Hypoxia, Lack of Oxygen

Oxygen needed by the cornea diffuses from the tears on the corneal surface. Contact lenses create a barrier that reduces the amount of available oxygen. Contact lens wear (especially with a closed lid during sleep) can cause acute hypoxia. If mild, hypoxia produces epithelial edema and temporary blurred vision. If severe, it can cause epithelial cell death.

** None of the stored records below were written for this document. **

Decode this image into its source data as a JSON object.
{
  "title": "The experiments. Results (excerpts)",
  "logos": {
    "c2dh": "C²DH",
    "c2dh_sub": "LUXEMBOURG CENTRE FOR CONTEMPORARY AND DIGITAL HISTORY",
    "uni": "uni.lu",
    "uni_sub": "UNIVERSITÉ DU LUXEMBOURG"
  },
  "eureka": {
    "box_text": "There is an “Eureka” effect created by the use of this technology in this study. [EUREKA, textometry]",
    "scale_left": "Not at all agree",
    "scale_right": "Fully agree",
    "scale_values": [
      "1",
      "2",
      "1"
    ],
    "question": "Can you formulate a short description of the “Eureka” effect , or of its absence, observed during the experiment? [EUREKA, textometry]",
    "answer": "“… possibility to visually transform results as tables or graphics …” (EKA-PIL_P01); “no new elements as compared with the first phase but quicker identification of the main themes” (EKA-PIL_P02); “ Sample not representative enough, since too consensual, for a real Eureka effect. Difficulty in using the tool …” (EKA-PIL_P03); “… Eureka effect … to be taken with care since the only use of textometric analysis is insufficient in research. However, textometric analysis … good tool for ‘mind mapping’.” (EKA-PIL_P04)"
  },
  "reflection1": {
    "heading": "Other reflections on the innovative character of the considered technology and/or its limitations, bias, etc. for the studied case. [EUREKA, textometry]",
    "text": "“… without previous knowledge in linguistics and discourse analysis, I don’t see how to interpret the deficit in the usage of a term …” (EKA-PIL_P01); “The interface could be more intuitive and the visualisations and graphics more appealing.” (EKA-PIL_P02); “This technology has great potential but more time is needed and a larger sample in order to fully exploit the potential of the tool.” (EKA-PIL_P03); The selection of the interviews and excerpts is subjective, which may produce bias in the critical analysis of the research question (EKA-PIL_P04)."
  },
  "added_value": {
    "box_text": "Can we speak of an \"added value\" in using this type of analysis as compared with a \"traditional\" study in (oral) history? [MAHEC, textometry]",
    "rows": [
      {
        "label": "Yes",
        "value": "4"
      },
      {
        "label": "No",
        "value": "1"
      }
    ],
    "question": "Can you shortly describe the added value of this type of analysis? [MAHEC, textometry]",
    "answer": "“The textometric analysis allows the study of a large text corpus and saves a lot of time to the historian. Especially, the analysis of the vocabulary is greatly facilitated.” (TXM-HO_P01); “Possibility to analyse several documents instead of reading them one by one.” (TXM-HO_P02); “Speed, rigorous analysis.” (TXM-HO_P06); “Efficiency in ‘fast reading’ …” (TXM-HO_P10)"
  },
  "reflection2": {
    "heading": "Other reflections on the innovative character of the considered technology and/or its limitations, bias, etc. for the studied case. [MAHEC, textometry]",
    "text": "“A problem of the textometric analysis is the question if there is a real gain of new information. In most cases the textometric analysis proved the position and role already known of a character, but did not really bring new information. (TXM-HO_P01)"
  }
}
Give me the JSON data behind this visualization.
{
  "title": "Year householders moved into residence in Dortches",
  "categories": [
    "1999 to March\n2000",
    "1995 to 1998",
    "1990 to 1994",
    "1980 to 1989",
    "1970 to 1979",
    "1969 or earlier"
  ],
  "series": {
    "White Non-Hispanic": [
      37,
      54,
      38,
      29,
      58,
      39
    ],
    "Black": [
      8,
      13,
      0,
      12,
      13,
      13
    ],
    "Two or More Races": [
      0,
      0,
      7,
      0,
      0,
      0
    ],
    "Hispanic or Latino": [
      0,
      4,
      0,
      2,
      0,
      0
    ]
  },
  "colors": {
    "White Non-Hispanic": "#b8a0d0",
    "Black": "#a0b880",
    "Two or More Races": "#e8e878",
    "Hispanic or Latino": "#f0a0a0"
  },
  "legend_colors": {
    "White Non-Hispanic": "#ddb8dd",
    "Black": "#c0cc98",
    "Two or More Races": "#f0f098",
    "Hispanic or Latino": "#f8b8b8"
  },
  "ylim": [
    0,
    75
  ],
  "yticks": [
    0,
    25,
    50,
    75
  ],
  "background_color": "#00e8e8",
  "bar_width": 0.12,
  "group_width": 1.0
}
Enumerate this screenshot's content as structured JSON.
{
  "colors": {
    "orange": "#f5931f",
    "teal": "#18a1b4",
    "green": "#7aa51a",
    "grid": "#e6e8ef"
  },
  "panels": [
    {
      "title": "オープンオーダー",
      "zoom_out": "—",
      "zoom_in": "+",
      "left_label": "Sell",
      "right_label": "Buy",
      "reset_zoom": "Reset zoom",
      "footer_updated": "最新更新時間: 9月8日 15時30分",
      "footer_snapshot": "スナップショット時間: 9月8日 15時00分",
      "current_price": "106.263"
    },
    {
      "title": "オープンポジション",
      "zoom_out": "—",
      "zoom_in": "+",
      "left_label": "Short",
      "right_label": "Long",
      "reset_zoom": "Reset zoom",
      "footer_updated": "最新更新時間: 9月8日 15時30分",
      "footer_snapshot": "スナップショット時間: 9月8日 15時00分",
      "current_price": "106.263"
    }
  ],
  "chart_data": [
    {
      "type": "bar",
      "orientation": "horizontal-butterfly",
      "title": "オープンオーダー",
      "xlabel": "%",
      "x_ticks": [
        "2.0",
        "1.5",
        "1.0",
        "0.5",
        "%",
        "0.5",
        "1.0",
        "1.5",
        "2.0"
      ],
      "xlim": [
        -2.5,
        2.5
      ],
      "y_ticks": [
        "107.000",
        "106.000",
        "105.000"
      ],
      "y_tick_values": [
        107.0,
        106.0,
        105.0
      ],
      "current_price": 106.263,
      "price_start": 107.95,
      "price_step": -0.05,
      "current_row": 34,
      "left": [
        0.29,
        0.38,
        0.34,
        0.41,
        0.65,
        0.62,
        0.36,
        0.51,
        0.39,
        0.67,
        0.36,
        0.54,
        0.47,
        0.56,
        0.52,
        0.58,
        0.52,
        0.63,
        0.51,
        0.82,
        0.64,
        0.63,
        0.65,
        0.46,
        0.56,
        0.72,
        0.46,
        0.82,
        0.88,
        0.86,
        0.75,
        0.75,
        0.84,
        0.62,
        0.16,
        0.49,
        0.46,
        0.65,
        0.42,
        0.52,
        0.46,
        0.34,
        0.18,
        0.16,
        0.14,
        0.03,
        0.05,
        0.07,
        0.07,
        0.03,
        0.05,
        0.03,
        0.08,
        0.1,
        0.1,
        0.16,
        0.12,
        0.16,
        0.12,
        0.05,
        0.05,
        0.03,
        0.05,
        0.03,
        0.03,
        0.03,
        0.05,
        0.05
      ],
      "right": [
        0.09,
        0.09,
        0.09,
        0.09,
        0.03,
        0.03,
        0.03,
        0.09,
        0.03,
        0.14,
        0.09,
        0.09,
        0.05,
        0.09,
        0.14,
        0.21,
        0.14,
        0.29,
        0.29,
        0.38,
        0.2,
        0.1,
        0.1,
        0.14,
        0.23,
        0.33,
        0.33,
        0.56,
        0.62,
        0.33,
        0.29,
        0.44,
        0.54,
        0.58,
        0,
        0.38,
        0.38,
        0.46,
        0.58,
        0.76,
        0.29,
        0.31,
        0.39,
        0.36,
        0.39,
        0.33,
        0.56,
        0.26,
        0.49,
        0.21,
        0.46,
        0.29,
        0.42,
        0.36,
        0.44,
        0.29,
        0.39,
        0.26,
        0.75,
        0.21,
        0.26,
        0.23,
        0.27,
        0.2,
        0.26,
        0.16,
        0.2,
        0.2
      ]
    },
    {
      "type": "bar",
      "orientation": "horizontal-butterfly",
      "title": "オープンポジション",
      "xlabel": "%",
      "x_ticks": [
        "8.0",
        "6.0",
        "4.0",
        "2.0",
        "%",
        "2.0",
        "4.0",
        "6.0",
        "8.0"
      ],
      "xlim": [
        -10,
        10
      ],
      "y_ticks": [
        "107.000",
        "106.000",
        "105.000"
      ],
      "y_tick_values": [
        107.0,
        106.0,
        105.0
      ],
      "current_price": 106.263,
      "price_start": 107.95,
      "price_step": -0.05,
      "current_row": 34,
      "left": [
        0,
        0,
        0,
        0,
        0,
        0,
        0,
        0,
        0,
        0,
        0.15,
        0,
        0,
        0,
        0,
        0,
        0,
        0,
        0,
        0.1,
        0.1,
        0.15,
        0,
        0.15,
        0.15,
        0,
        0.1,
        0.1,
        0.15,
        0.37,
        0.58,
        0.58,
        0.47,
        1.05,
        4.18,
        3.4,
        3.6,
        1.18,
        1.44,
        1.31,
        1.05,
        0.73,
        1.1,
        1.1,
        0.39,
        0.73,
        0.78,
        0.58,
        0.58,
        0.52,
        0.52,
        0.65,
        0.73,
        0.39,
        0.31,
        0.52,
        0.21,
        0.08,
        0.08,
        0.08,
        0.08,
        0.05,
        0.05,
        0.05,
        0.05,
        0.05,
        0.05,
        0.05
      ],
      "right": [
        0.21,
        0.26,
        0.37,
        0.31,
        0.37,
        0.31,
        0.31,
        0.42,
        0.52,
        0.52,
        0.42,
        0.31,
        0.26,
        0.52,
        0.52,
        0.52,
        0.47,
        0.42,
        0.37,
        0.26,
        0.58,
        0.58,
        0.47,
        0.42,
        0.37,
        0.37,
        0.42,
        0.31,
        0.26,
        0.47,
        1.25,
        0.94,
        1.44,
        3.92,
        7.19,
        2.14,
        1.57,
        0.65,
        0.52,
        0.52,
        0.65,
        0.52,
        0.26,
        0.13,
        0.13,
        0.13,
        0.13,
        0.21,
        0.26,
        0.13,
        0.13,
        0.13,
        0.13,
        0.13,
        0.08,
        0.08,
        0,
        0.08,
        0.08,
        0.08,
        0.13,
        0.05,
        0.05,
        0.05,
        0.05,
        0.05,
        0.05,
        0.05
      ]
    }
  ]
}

Contact lens users who over-wear their lenses or fail to replace their lenses may also have chronic or long term hypoxia. Epithelial microcysts produce a mild decrease in vision. It takes several weeks for the microcysts to disappear after dicontinu7ation of the contact lenses. Also, swelling of the cornea may cause temporary or even permanent changes of prescription, usually increased nearsightedness.

With more severe chronic corneal hypoxia there may be neovascularization. Neovascularization is new blood vessel growth. If less than 2 mm it is not visually significant and generally is well tolerated but is a sign of hypoxia and may be a harbinger of more significant problems. Deep stromal neovascularization can occur with significant abuse of contact lenses. Chronic hypoxia can cause decreased corneal sensitivity. That may be the reason why some patients experience decreased comfort with more oxygen-permeable contact lenses.

Chronic hypoxia also leads to thinning of the epithelium, decreased epithelial shedding, increased cell size, and increased binding of bacteria to the corneal surface. The thinner epithelium poses less of a barrier to bacterial penetration. The reduced shedding of epithelial cells allows the attached bacteria to remain on the eye for longer periods of time. The increased binding of bacteria enables greater numbers of bacteria to attach to the epithelial surface. Thus, over-wear of contact lenses greatly increases the risk of eye infections.